China Unveils Asia’s Largest Lithium Deposit in Yajiang

A large lithium deposit with an ore reserve of 1 million tons has been discovered in China.

China has revealed the presence of nearly a million tons of lithium ores in Yajiang, located in the southwestern province of Sichuan. This significant find establishes the deposit as the largest source of pegmatite-type monomeric lithium ores in Asia, as reported by Xinhua, citing a statement from the Ministry of Natural Resources.

Lithium stands as a vital resource essential for manufacturing batteries, solar panels, and electric vehicles. China, as the global leader in lithium processing, currently contributes to approximately 60% of the world’s lithium production.

The announcement comes amid a growing demand for metals and minerals crucial for the production of electric vehicles, wind turbines, solar panels, and other clean technologies. The International Energy Agency reported in mid-July of the previous year that the market for these essential materials had doubled over the past five years, with lithium demand experiencing a threefold increase.
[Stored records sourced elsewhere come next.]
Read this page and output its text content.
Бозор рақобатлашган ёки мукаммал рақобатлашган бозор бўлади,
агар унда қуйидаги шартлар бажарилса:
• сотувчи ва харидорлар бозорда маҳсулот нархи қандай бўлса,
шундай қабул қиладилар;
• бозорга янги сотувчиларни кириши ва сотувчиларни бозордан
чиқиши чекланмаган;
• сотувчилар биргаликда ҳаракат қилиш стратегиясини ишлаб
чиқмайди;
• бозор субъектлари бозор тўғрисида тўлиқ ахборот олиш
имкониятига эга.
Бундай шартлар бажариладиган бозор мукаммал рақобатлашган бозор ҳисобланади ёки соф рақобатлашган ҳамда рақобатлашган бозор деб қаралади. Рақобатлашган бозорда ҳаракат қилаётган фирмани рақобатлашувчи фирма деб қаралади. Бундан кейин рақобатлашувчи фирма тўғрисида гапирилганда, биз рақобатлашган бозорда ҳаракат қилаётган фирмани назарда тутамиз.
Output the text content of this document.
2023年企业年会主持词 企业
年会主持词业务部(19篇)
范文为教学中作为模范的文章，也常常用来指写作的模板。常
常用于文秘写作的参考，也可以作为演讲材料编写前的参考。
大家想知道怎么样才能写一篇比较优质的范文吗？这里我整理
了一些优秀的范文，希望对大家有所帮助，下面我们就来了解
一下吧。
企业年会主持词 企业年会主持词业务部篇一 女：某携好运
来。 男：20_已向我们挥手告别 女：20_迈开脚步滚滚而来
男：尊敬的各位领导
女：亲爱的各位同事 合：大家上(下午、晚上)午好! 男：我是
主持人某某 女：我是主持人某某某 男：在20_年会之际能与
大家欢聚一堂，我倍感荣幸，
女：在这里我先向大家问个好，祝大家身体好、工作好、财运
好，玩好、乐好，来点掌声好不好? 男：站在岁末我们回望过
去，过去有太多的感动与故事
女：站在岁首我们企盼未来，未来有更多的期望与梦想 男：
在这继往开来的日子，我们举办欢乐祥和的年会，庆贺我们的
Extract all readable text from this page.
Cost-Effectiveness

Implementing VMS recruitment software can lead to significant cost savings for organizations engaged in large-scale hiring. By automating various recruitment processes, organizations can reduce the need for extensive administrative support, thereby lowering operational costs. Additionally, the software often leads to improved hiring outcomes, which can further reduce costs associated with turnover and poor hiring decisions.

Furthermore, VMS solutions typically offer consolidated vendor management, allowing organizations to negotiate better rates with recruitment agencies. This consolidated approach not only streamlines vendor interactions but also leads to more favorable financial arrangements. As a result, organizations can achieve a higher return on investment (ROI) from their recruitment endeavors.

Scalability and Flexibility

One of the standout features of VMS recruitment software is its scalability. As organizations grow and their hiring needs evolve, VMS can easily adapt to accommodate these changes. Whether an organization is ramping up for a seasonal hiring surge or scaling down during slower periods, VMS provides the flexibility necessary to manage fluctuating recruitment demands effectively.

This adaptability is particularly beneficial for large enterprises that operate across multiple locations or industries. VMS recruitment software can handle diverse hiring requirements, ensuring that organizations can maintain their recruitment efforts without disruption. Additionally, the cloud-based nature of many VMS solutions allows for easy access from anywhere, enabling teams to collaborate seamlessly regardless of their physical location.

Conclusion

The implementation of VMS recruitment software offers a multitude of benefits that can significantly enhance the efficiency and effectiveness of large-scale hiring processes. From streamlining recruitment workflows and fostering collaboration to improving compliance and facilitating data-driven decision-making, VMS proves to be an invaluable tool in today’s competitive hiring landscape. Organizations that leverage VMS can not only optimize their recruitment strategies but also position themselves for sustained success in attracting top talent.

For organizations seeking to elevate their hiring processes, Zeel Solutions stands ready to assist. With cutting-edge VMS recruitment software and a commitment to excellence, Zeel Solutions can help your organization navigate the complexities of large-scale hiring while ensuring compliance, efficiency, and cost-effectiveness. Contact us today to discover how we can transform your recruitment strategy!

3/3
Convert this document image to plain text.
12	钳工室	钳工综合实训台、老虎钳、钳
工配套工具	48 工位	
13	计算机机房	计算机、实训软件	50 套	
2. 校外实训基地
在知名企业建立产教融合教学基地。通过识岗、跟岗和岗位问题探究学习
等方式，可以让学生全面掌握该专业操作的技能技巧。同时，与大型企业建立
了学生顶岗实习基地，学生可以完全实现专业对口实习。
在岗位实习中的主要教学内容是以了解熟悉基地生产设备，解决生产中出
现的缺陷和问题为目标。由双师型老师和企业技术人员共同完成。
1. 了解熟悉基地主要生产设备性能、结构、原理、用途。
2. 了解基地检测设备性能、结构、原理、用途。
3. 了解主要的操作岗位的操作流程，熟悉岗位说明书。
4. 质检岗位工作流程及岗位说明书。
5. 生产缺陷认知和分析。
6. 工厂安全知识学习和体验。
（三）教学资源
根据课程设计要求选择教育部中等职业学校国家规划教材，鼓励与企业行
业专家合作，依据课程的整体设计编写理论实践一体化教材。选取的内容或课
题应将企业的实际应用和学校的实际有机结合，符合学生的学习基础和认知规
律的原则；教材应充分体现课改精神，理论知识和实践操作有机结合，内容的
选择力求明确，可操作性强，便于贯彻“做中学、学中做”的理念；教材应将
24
Experts estimate that China has already surged ahead of Western nations in investments related to the extraction of rare earth elements. These elements play a pivotal role in innovative energy and transport, semiconductor production, military industry applications, and more. In early July, Goldman Sachs, the American investment bank, underscored the need for Western countries to invest a minimum of $25 billion in rare earth mining to catch up with China’s advancements in this domain.